Friday, June 25, 2010

The economic argument is as important to the long term as fiscal action now is.

Some times Conservative commentators pull their punches. They've learnt to do this as their opponents have used their former strengths against them.

See: "Wanting to cut", "enjoying cutting" - etc coming out of the Labour party / broadcast by the BBC just now.

So an attempt is made to triangulate and some times obscure. And worse they fail to deflect and counter the lies, smears and misdirections of the left.

Currently the left is setting up the "double dip" as the test of failure ( ref almost any BBC broadcast recently ). But the odds are the momentum for this sort of thing has already been set and international events will play big in this also - so it really isn't that much of a determining test.

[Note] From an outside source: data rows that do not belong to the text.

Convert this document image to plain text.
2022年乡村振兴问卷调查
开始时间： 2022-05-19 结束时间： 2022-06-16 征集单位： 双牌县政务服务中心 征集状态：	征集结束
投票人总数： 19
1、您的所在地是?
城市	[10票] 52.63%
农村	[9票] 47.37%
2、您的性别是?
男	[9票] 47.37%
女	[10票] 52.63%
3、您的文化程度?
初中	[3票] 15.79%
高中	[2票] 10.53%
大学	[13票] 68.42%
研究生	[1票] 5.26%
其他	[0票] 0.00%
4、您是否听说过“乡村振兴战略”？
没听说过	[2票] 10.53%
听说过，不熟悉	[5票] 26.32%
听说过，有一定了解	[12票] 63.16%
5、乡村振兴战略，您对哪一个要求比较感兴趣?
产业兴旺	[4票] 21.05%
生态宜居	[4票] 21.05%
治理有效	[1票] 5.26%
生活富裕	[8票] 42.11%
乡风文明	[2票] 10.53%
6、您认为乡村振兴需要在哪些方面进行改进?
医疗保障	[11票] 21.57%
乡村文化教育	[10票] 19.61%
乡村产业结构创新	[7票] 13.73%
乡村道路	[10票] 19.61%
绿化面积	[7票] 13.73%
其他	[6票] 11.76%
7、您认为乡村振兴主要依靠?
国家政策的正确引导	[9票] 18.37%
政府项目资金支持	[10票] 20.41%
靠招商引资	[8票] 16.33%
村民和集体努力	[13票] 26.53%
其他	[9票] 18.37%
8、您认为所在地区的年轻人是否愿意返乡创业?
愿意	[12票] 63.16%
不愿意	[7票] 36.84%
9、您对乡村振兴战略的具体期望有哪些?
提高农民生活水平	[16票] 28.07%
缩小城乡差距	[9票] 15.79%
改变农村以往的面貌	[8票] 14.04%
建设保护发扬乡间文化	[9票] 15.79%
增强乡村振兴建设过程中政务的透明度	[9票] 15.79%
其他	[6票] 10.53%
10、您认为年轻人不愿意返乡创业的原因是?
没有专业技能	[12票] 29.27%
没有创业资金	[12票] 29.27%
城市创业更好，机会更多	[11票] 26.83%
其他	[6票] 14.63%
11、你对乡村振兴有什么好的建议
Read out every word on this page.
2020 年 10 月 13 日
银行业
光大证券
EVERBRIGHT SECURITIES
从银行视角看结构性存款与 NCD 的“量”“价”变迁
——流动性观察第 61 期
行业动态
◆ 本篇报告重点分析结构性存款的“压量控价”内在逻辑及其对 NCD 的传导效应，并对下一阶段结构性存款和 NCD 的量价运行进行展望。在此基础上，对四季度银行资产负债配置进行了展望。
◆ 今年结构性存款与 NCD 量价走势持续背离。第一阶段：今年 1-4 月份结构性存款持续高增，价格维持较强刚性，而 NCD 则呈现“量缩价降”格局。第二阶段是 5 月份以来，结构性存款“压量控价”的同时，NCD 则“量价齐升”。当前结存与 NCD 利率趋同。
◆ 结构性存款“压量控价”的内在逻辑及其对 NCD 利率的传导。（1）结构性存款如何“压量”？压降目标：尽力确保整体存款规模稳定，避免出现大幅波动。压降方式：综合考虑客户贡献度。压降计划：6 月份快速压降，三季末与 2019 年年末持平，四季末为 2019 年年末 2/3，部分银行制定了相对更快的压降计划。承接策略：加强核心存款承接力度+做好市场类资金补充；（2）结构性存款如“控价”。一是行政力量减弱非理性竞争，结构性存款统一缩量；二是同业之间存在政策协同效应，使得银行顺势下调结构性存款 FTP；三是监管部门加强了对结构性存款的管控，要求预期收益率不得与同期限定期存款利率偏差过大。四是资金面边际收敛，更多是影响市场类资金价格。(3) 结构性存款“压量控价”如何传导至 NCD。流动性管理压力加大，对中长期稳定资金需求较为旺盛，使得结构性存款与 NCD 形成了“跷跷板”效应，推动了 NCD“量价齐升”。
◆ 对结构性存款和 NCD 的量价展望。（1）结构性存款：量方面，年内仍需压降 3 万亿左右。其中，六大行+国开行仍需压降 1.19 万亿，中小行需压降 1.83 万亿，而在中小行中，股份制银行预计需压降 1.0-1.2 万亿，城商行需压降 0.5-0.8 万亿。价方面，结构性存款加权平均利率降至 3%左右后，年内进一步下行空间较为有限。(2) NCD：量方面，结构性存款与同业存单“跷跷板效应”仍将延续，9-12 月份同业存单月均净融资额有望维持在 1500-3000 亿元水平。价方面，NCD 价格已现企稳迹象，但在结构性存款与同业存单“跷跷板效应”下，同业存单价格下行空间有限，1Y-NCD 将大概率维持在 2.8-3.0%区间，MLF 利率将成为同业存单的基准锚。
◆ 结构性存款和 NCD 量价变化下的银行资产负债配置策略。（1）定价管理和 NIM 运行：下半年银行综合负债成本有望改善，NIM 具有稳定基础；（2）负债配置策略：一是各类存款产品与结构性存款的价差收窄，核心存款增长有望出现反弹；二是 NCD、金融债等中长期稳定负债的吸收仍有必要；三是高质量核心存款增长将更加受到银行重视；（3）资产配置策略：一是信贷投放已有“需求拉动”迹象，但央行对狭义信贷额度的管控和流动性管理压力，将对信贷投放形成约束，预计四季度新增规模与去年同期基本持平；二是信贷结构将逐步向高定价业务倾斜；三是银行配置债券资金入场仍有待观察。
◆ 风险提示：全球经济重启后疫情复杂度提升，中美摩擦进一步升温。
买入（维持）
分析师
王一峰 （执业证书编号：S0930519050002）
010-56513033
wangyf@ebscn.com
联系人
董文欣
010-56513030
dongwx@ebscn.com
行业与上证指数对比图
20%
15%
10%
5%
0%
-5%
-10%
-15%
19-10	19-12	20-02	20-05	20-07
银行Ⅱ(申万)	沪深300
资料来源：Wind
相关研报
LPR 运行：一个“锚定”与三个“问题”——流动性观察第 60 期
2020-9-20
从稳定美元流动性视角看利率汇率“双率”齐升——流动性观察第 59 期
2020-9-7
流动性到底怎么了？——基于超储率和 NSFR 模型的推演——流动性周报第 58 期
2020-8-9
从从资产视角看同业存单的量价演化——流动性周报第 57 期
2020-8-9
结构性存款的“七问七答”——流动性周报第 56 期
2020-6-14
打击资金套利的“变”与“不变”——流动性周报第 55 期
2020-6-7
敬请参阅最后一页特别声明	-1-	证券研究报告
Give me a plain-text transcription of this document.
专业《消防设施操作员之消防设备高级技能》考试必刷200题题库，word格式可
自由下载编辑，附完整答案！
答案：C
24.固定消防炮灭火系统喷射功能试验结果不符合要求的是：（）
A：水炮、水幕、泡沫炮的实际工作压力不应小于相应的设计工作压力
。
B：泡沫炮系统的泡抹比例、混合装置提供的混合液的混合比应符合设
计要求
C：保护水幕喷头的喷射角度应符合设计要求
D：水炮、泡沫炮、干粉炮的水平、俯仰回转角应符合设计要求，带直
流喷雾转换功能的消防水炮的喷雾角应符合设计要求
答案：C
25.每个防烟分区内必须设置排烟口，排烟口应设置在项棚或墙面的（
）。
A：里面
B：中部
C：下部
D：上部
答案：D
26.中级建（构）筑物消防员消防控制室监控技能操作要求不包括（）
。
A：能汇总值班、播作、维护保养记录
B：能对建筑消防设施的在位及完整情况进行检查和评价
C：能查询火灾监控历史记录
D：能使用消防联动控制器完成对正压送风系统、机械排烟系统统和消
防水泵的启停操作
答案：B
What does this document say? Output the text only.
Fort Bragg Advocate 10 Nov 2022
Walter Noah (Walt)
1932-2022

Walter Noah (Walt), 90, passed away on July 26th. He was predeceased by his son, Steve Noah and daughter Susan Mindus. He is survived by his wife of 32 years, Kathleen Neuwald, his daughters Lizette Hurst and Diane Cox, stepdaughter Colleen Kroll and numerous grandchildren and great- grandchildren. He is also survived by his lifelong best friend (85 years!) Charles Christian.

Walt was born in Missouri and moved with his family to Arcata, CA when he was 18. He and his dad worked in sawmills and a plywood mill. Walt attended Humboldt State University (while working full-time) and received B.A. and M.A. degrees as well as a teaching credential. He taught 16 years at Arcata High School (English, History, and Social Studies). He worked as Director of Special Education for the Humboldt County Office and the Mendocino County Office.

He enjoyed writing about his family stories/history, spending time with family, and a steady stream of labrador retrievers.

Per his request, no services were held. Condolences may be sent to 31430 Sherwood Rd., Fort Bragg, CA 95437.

The left continue to argue for debt, more debt - using the argument that economic growth will reduce it latter and here' the really spurious part that the time to pay it back is when the private sector is doing well !

What shows this argument to be false is how they behaved when the private sector last seemed to be doing well - they ran a structural deficit and argued that anyone who wanted to slow the rate of growth of spending was heartless and wanted to sack nurses / doctors / destroy "front line services" and drown kittens.

Its quite clear that Labour would be politically incapable of reigning back spending during the good times, as its been their main strategy to hold and secure power for themselves.

There really is no alternative - and Conservative commentators need to nail this message home.

The likes of the disgusting Ed Balls will try to rewrite history with his spin and reliance on the ignorance of others as he did last night on Question Time trying to group the 1930's and 1980's together. He needs to be taken on directly and forcefully. His bullying debating style needs to be rebuffed - and his gaming tactics of always interrupting other people need to be outed as the thuggish bullying they represent.

The temptation for team Cameron is going to be to try to deflect the arguments about fairness and cuts rather than addressing the central arguments and winning the case. If we are unable to convince the public that the current disaster was made in the good times by Labour then we are doomed to repeat the whole thing in about 15 years time.

We must win the long term argument and well as the short term battles.